Friday 16th September, 2011
From our perspective one of the more intriguing embedded environments to appear recently is Atmel's AVR Studio 5.
When I first saw a screenshot of this IDE (it was mentioned in a post in the CodeProject Lounge) it was immediately obvious that this was some sort of Visual Studio derivative.
In fact, although it uses GCC toolchains, the environment is based on the Visual Studio 2010 isolated shell (which incidentally is something we briefly considered using ourselves for a future standalone GUI version of Visual Lint, but decided against because of its complexity and the size of the download).
It obviously occurred to us then that as a Visual Studio derivative, it shouldn't be too difficult to get Visual Lint running within it. The first step was obviously to install the IDE in a VM (XP SP3 - doesn't XP look a bit old these days...?) and experiment with some projects.

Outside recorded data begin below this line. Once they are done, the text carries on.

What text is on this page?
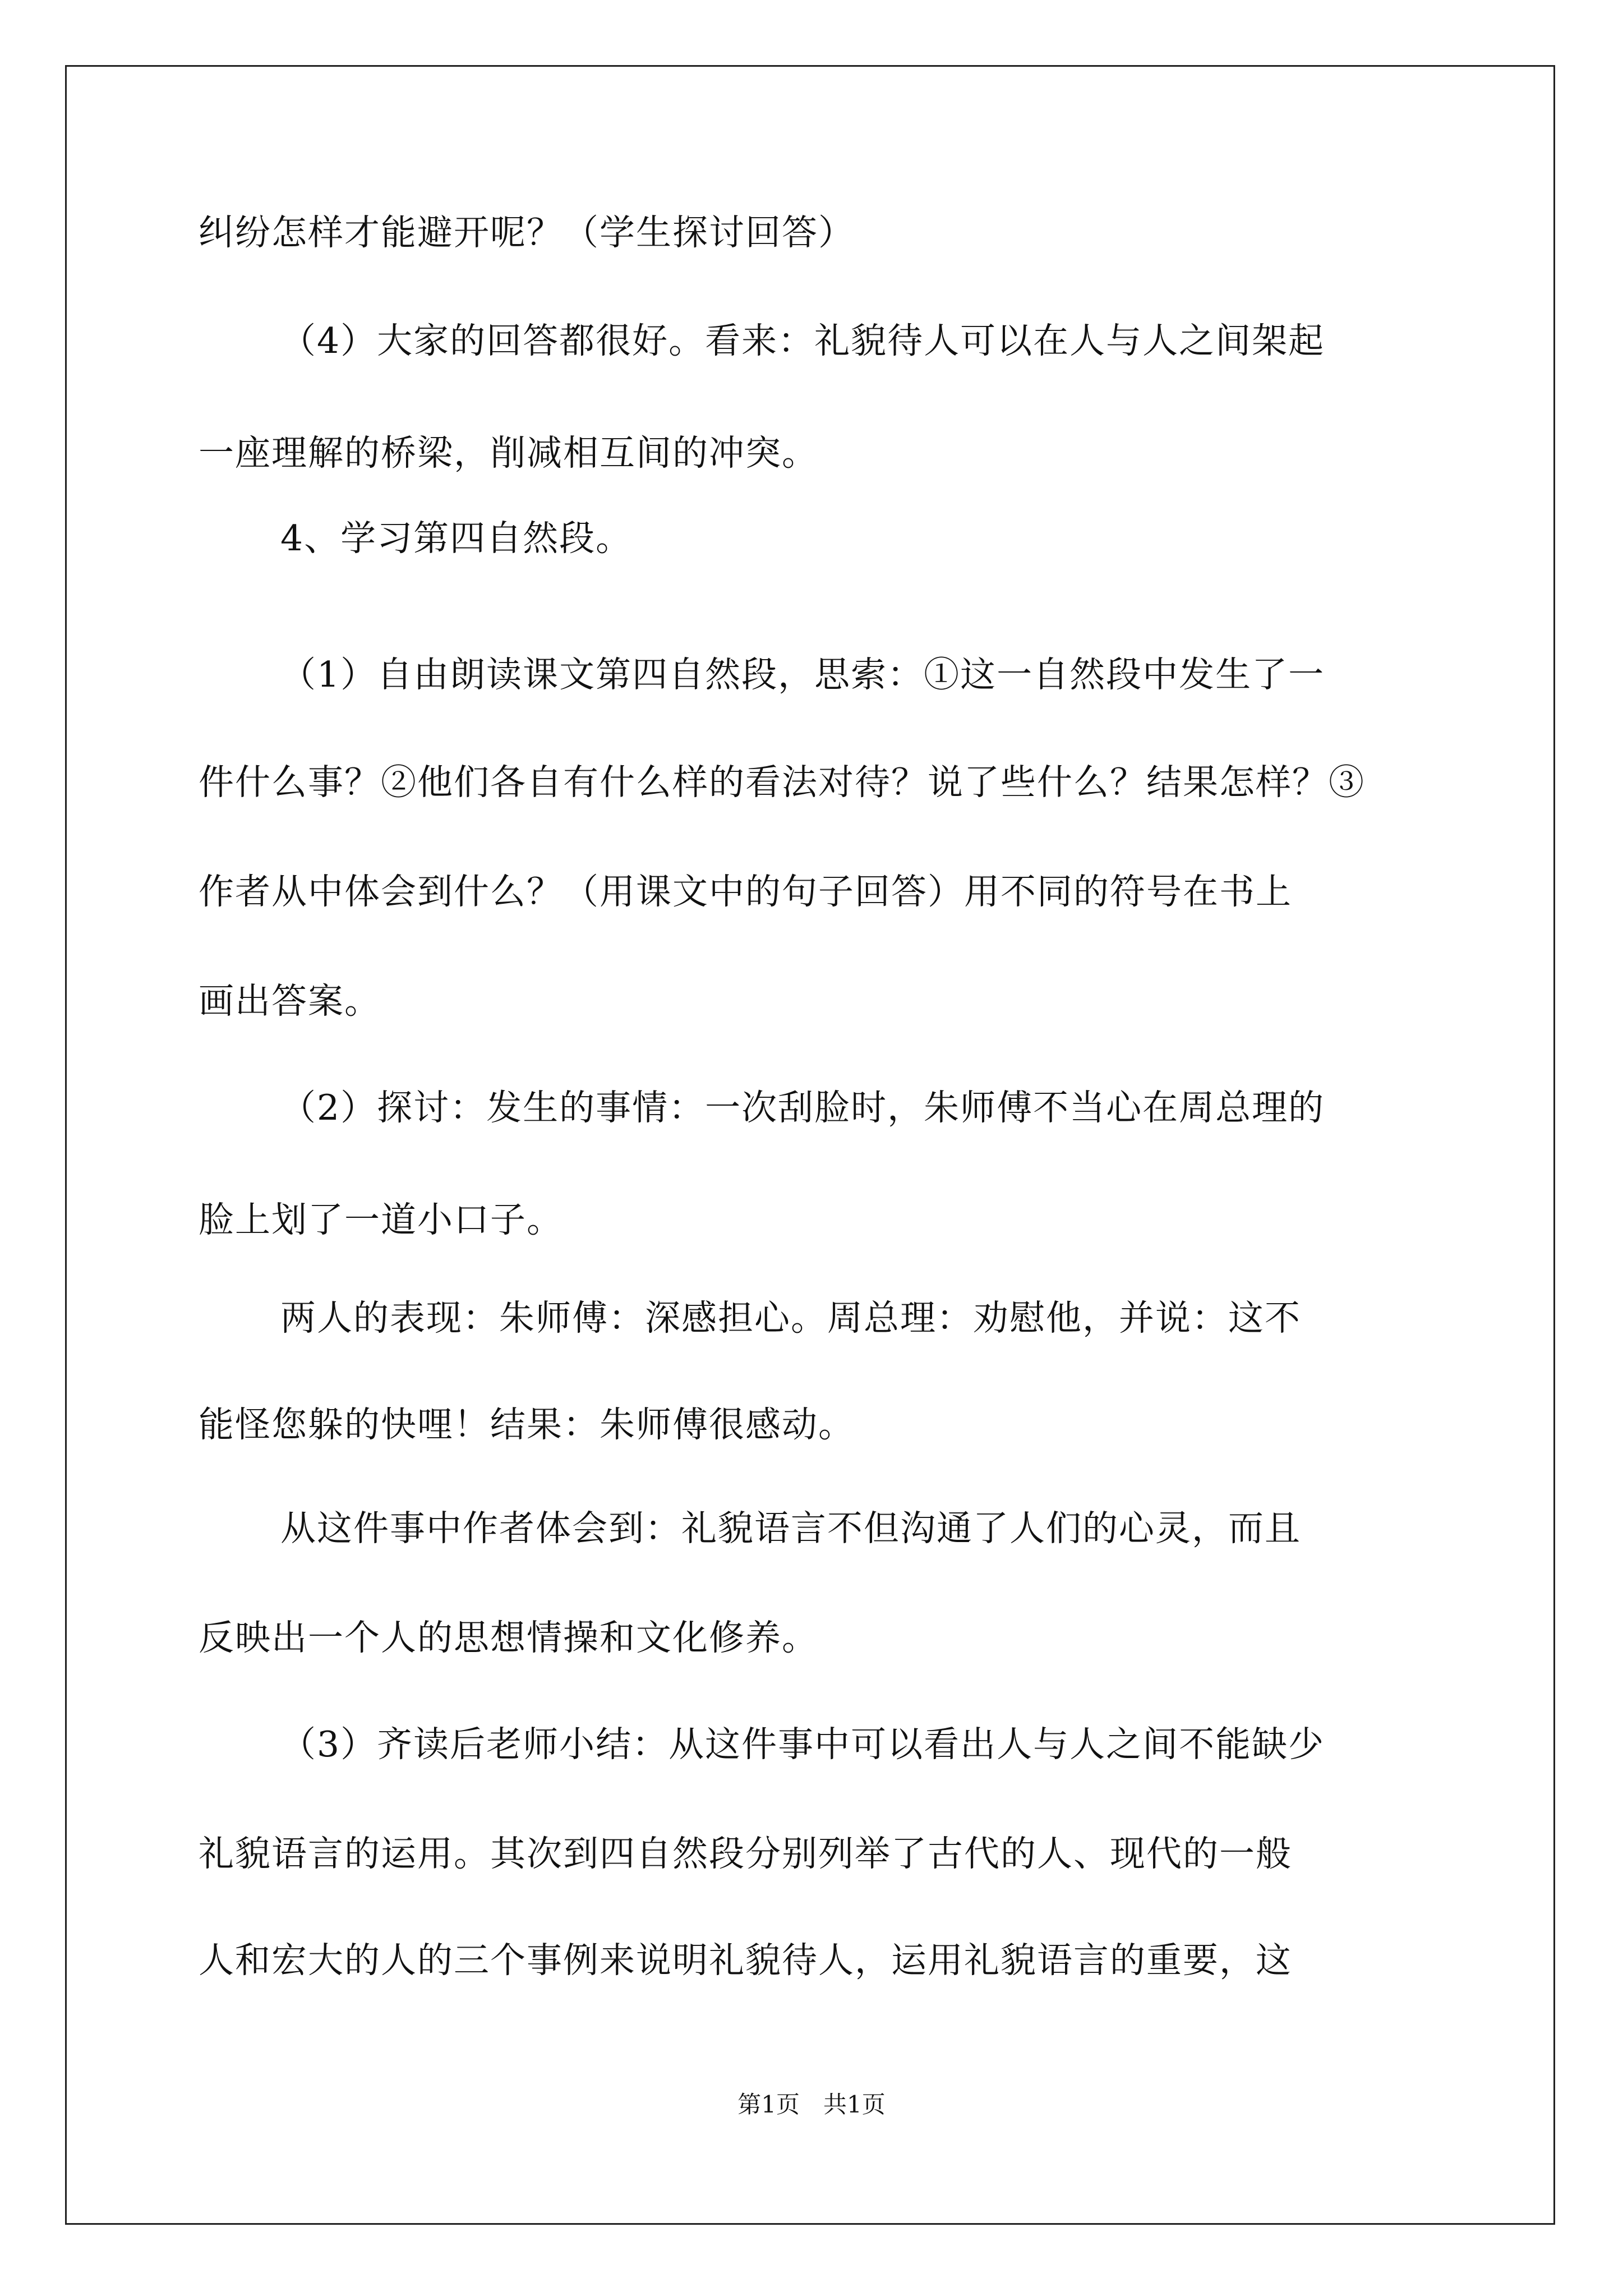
纠纷怎样才能避开呢？（学生探讨回答）
（4）大家的回答都很好。看来：礼貌待人可以在人与人之间架起
一座理解的桥梁，削减相互间的冲突。
4、学习第四自然段。
（1）自由朗读课文第四自然段，思索：①这一自然段中发生了一
件什么事？②他们各自有什么样的看法对待？说了些什么？结果怎样？③
作者从中体会到什么？（用课文中的句子回答）用不同的符号在书上
画出答案。
（2）探讨：发生的事情：一次刮脸时，朱师傅不当心在周总理的
脸上划了一道小口子。
两人的表现：朱师傅：深感担心。周总理：劝慰他，并说：这不
能怪您躲的快哩！结果：朱师傅很感动。
从这件事中作者体会到：礼貌语言不但沟通了人们的心灵，而且
反映出一个人的思想情操和文化修养。
（3）齐读后老师小结：从这件事中可以看出人与人之间不能缺少
礼貌语言的运用。其次到四自然段分别列举了古代的人、现代的一般
人和宏大的人的三个事例来说明礼貌待人，运用礼貌语言的重要，这
第1页　共1页
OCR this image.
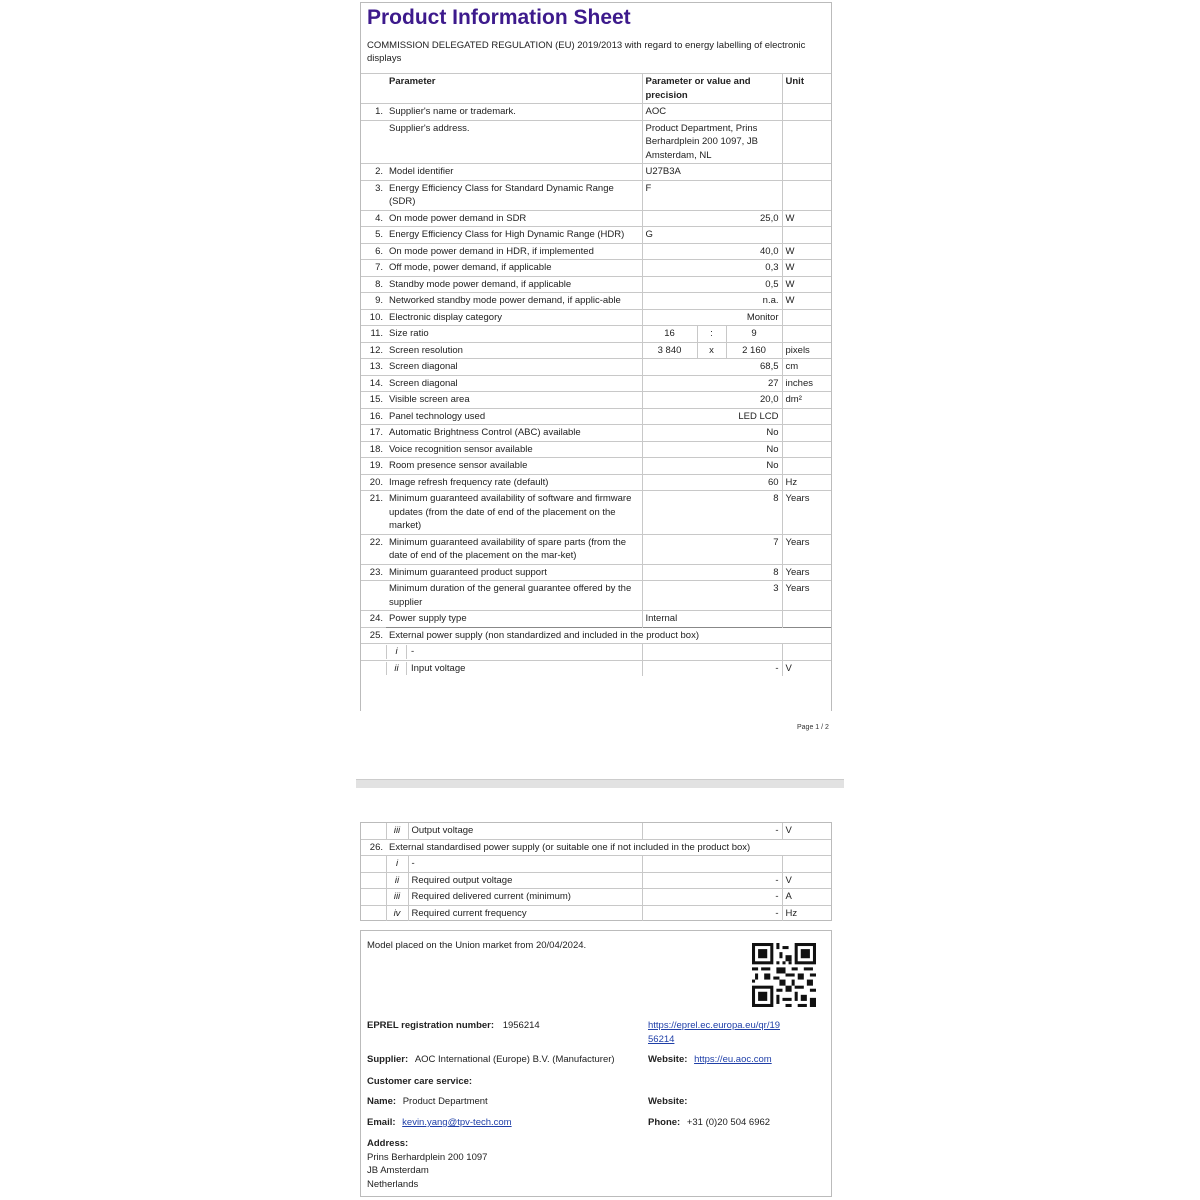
Product Information Sheet
COMMISSION DELEGATED REGULATION (EU) 2019/2013 with regard to energy labelling of electronic displays
	Parameter	Parameter or value and precision			Unit
1.	Supplier's name or trademark.	AOC			
	Supplier's address.	Product Department, Prins Berhardplein 200 1097, JB Amsterdam, NL			
2.	Model identifier	U27B3A			
3.	Energy Efficiency Class for Standard Dynamic Range (SDR)	F			
4.	On mode power demand in SDR	25,0			W
5.	Energy Efficiency Class for High Dynamic Range (HDR)	G			
6.	On mode power demand in HDR, if implemented	40,0			W
7.	Off mode, power demand, if applicable	0,3			W
8.	Standby mode power demand, if applicable	0,5			W
9.	Networked standby mode power demand, if applic-able	n.a.			W
10.	Electronic display category	Monitor			
11.	Size ratio	16	:	9	
12.	Screen resolution	3 840	x	2 160	pixels
13.	Screen diagonal	68,5			cm
14.	Screen diagonal	27			inches
15.	Visible screen area	20,0			dm²
16.	Panel technology used	LED LCD			
17.	Automatic Brightness Control (ABC) available	No			
18.	Voice recognition sensor available	No			
19.	Room presence sensor available	No			
20.	Image refresh frequency rate (default)	60			Hz
21.	Minimum guaranteed availability of software and firmware updates (from the date of end of the placement on the market)	8			Years
22.	Minimum guaranteed availability of spare parts (from the date of end of the placement on the mar-ket)	7			Years
23.	Minimum guaranteed product support	8			Years
	Minimum duration of the general guarantee offered by the supplier	3			Years
24.	Power supply type	Internal			
25.	External power supply (non standardized and included in the product box)				

	i -				

	ii Input voltage	-			V
Page 1 / 2
	iii	Output voltage	-	V
26.	External standardised power supply (or suitable one if not included in the product box)			
	i	-		
	ii	Required output voltage	-	V
	iii	Required delivered current (minimum)	-	A
	iv	Required current frequency	-	Hz
Model placed on the Union market from 20/04/2024.
EPREL registration number: 1956214	https://eprel.ec.europa.eu/qr/19
56214
Supplier: AOC International (Europe) B.V. (Manufacturer)	Website: https://eu.aoc.com
Customer care service:
Name: Product Department	Website:
Email: kevin.yang@tpv-tech.com	Phone: +31 (0)20 504 6962
Address:
Prins Berhardplein 200 1097
JB Amsterdam
Netherlands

AVR Studio 5 codebases uses the Visual Studio 2010 solution file format (albeit rebadged as a
.avrsln file) and a new MSBuild based project file format (
.avrgccproj), so the first thing we obviously had to do was implement parsers for these files (something that will also benefit LintProject Pro, of course). Once that was done, we turned our attention to getting Visual Lint to load within the IDE itself.
This turned out to be fairly straightforward. Although AVR Studio 5 does not seem to support COM add-in registration in
HKEY_LOCAL_MACHINE (which is how the Visual Lint add-in registers in Visual Studio), the corresponding registration in
HKEY_CURRENT_USER\Software\Atmel\AVRStudio\5.0\AddIns does work. Although this is problematical from an installation point of view (see my previous post on the Visual Studio 11 Developer Preview) it is not a showstopper by any means.
With manual add-in registration in place, Visual Lint loaded within the IDE. Although a few minor tweaks were needed to work around issues such as AVR reporting itself as "Visual Studio Express Edition, version 1.0" (which caused the version detection code in Visual Lint to default to 16 colour command bitmaps!) those were easily addressed.
As a result, we now have AVR Studio 5 running with a development build of Visual Lint:
Although we still have quite a bit to do (not least the code editor markers and installer) before AVR Studio 5 can become a supported host environment for Visual Lint this is a very promising start. Needless to say, beta testers are welcome.